Na corrida, as dificuldades de aquecimento da Ferrari continuaram, com Vettel perdendo muito tempo para as Mercedes nas primeiras voltas e Leclerc perdendo duas posições na largada por estar com os médios. Mas, após a dificuldade inicial, Charles e Pierre Gasly mostraram que o médio sreia o melhor composto do domingo – o monegasco foi décimo para quinto e o francês, do pitlane para sexto em apenas 11 voltas!

Foi quando a Ferrari chamou Vettel e abriu a rodada de pit stops na frente, obrigando a Mercedes a reagir. Mesmo neste momento, a dobradinha não estava garantida porque Bottas e Hamilton tinham que evitar que Leclerc estivesse na janela de SC – ou seja, diminuir a diferença para o monegasco, que teria que ficar mais tempo na pista do que o planejado devido ao péssimo rendimento dos macios, a fim de evitar que, no caso de um SC, ele conseguisse parar e manter a ponta.

Os pneus de Leclerc começaram a mostrar sinais de que estavam acabando perto da volta 30, com mais de 20 para o fim. E a Ferrari julgava, com base no primeiro stint muito ruim de Vettel, que seriam voltas demais. Eles acabaram esticando o stint um pouco demais, contudo, pois certamente o plano não era voltar atrás de Gasly, como aconteceu. Curiosamente, o ritmo do francês com médios naquele momento era muito melhor que o de Leclerc. Mas, na sinuca de bico em que se meteram, o erro foi de uma ou duas voltas no máximo. Simplesmente, não havia muito o que inventar.

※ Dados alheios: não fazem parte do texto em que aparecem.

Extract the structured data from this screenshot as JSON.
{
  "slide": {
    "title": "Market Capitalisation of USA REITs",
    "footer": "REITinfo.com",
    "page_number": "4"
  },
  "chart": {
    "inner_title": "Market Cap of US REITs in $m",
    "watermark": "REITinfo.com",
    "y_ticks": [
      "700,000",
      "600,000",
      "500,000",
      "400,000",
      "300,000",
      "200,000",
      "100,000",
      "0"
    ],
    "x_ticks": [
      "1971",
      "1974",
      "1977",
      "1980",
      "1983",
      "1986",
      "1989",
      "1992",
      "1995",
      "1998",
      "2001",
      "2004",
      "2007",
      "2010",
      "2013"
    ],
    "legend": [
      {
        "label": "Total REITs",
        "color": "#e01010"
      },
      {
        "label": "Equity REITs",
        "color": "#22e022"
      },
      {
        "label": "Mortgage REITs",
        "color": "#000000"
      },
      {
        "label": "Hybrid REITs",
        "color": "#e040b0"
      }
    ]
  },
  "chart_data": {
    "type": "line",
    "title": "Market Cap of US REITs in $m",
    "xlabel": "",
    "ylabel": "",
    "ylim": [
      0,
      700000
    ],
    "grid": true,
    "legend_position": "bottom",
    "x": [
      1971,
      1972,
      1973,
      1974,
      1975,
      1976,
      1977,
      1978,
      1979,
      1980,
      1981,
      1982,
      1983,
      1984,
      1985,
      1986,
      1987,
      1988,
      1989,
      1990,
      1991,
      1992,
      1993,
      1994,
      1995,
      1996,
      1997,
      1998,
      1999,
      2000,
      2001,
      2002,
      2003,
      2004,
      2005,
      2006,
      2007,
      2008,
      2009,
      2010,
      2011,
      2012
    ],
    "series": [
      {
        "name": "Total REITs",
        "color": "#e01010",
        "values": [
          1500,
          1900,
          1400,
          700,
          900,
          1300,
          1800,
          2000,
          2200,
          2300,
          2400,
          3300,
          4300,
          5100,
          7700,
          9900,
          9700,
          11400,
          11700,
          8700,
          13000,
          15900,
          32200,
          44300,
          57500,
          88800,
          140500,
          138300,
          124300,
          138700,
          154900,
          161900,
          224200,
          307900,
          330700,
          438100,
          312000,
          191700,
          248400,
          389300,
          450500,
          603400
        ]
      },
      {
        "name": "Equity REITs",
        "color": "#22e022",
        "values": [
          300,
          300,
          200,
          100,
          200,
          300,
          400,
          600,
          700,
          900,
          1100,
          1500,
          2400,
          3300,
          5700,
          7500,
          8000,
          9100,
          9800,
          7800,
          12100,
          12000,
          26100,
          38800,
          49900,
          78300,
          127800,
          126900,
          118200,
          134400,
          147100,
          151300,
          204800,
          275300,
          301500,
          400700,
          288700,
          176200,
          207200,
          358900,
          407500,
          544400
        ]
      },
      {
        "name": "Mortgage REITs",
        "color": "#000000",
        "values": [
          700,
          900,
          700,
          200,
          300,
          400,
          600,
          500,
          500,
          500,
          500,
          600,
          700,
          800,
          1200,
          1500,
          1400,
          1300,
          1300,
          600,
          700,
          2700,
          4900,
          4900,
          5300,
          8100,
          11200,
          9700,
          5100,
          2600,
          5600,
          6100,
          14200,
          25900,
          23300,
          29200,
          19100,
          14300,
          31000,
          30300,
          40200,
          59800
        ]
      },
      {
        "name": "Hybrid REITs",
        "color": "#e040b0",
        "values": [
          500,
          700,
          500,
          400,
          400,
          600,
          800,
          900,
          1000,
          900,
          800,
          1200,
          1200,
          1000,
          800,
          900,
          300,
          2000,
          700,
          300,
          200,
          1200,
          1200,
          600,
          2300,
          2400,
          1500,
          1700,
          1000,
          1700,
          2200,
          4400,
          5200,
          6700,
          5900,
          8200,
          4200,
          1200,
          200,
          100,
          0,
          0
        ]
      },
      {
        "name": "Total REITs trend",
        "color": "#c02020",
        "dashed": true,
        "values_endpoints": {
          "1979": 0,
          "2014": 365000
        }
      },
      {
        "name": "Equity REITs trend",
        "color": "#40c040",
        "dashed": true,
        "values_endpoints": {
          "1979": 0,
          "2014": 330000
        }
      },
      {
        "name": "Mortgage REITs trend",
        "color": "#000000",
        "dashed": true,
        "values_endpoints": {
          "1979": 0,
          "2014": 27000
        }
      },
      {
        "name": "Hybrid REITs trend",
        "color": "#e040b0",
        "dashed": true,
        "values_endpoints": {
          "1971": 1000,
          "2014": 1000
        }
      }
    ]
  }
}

Tendo sido instruídos a segurar o ritmo no meio do stint com os médios, pois não se sabia se eles chegariam bem ao final devido à antecipação dos pit stops, os pilotos da Mercedes foram novamente liberados nas voltas finais. Perguntei a Lewis Hamilton se a equipe intercedeu de alguma maneira na batalha e ele garantiu que não. Mas que Toto Wolff ficou aliviado quando o inglês pisou na sujeira na saída da curva 16 e deu uma escapada, no mesmo momento em que Bottas conseguia abrir o DRS ao dar uma volta em Russell, com certeza ficou.

2 Comments

  1. Juliane
    Excelente e esclarecedor comentário.
    O técnico de futebol Oto Glória, dizia que dependendo do resultado, você pode passar de bestial para besta.
    Se a Ferrari colocasse pneus duros para o Leclerc e ele tivesse um resultado bem melhor que o que teve, a tática seria bestial. Se fosse pior seria besta, como alguns estão dizendo.

    • Muito boa a análise! Estava conversando com um amigo justamente sobre isso (ele estava alegando que a Ferrari errou porque não quer ver Leclerc na frente de Vettel). Mas, parando pra analisar racionalmente “o que a Ferrari poderia fazer de diferente?”

      Vou recomendar sua análise pra ele assim que acabar de escrever esse comentário haha, certamente ele precisa ler isso, pois não consegui argumentar de forma tão clara.

      Sobre Toto Wolf, acho que ele realmente ficaria aliviado se Bottas cometesse um pequeno erro e a dobradinha acontecesse com Hamilton à frente… o sorriso amarelo dele no final da corrida (na hora que a câmera pega o rosto dele após a bandeirada) é nítido.

      Um abraço, Julianne, obrigado pelo texto!